Kamil Mastaj mistrzem Europy Kyokushin karate
W miniony piątek i sobotę, w Świnoujściu odbyły się KWF 34. Mistrzostwa Europy Kyokushin. Wśród zawodników rywalizujących o medale nie mogło zabraknąć Kamila Mastaja. Jaślanin, który swoją przygodę z karate rozpoczynał w jasielskim Klubie Kyokushin Karate, zdobył złoty medal w kategorii kumite seniorów do 90 kg.
Tegoroczny europejski czempionat kyokushin okazał się dla Kamila Mastaja absolutnie wyjątkowy. Wreszcie zdobył on bowiem medal z najcenniejszego kruszcu. W poprzednich latach wielokrotnie stawał na podium mistrzostw Europy. Srebrne krążki zawisły na jego szyi w 2015, 2017 i 2018 r. Brązowe zaś w 2016 i 2019 r.
fot. Facebook
- W końcu po tylu latach startu zdobyłem wymarzone złoto.
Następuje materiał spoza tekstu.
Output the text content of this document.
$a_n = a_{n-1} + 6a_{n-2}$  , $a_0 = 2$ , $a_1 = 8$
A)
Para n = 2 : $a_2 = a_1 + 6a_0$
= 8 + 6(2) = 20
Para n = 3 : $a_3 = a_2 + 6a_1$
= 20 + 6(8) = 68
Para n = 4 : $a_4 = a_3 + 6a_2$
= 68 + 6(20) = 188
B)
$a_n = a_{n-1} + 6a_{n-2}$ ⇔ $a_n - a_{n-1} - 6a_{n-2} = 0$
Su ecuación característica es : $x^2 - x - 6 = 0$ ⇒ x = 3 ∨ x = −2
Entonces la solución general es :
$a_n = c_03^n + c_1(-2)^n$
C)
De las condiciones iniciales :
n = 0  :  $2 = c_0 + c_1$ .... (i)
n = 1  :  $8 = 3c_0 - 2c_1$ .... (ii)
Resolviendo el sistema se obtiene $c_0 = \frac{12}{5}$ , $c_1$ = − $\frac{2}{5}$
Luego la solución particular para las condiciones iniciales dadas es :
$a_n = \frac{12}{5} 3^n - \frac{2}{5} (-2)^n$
Moja predyspozycja tamtego dnia wywołała na sędziach niesamowite wrażenie, przez co otrzymałem również nagrodę dla najlepszego zawodnika ME, która jest niesamowitym wyróżnieniem, gdyż startujących było kilkuset w kilkunastu kategoriach, a ten tytuł przyznano akurat mnie, z czego jestem niesamowicie dumny – mówi Kamil Mastaj nie kryjąc olbrzymiej satysfakcji w odniesionego w Świnoujściu sukcesu.
Droga do upragnionego triumfu nie była usłana różami. Podczas turnieju, karateka rodem z Jasła, musiał zmierzyć się z bardzo wymagającymi przeciwnikami z Bułgarii i Ukrainy. Co więcej, jak wspomina, zanim stanął na macie oko w oko z rywalami, zmuszony był stoczyć dodatkową walkę z kontuzją. - Trzy dni przed startem, podczas rozruchu, odnowiła mi się kontuzja ścięgna pachwinowego. W czwartek rano ledwo wstałem z łóżka, miałem ogromne wątpliwości, co do mojego startu. Zacisnąłem zęby, żeby nie było widać po mnie, że coś mi doskwiera i poszedłem na weryfikację. Przez dwa dni leczyłem uraz maściami i tabletkami przeciwbólowymi. W dzień zawodów nadal odczuwałem dyskomfort w tym miejscu, jednakże byłem bardzo nastawiony na zwycięstwo i nie przeszkodziło mi to w zdobyciu mistrzostwa – wspomina.
Kamil Mastaj podczas gali Plebiscytu na Najpopularniejszego Sportowca i Trenera Podkarpackiego Trójmiasta – Jasła, Krosna i Sanoka w 2018 r./fot. Marcin Dziedzic
W finałowej walce Kamil Mastaj zmierzył się z Ukraińcem Yuriyem Kryukovem. Jaślanin rozpoczął ją spokojnie, co odpowiadało obranej na ten pojedynek taktyce. - Przeciwnik kilkukrotnie wykonał bardzo mocne uderzenia rękoma i nogami, co utwierdziło mnie w przekonaniu, iż nie będzie lekko. Wyprowadziłem również kilka mocnych ciosów rękoma i kilka kopnięć na różne strefy. Walka do tego momentu była wyrównana. Po upływie około półtorej minuty, po wznowieniu walki przez sędziego, wykonałem swoje autorskie kopnięcie tj. kopnięcie w głowę opadającą nogą z wyskoku – wyjaśnia.
Po tym jak noga Kamila Mastaja wylądowała na głowie Kryukova, sędzia zmuszony był przerwać walkę. Ogłoszone zostało zwycięstwo jaślanina przez nokaut techniczny (Ippon).
Złoty medalista ze Świnoujścia ma pełną świadomość tego, że za jego sukcesami stoi wielu ludzi. - Chciałem podziękować za wsparcie najbliższym: mojej dziewczynie, która była tam ze mną, rodzinie, przyjaciołom, kolegom z treningów oraz Shihanowi Tadeuszowi Krygowskiemu, bez którego wyjazd na ME byłby niemożliwy – mówi.